St. Philip Neri’s oratories were and remain today an innovative creation: priests living together in a quasi-community but still working as typical parish priests. The fraternity and camaraderie, as well as spiritual support, is an attempt to compensate for what’s missing in most rectories (where most parish priests live). One of the most famous oratories is in London, England, where Cardinal Newman, the Anglican convert, spent his final years.

St. Vincent de Paul

France (1581–1660)

Beatified: 1729

Canonized: 1737

Patron: social workers, seminary professors

Feast day: September 27

Vincent de Paul’s priesthood got off to a somewhat turbulent start.

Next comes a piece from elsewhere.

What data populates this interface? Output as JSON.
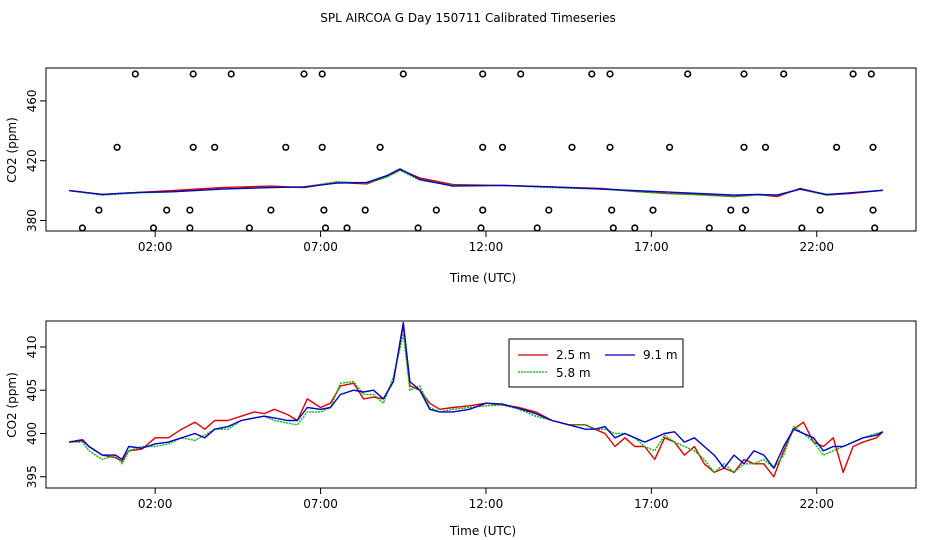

Five years after being ordained, he was captured by Turkish pirates and held hostage for two years. He eventually converted his “owner” to Christianity and was granted freedom. He returned to Rome to expand his studies and eventually ended up in a wealthy parish in Paris.

In Paris, he befriended some affluent parishioners and convinced them to use their wealth to help the poor, one of two great needs he recognized in the early 17th century. The other great need he saw was the education of the clergy; poorly educated priests helped sow the seeds of the Reformation, and ignoring the plight of the poor was equally devastating to the church and society at large.

The Black Death (bubonic plague in 1348–1350) decimated a third of the population of Western Europe and killed two-thirds of the clergy. So desperate were people for priests to administer the sacraments that sometimes uneducated and incompetent men were ordained, and their misbehavior and/or unorthodox ideas made fertile ground for religious revolution.

Vincent established the Congregation of the Mission (CM) to work on those two priorities: service to the poor and education of the clergy (seminary formation). The Council of Trent had met from 1545–1563 in response to Martin Luther and the Protestant Reformation. One of the council’s decrees was the establishment of adequate seminaries to educate and supervise the formation of clergy to better serve the spiritual needs of the people in the parish.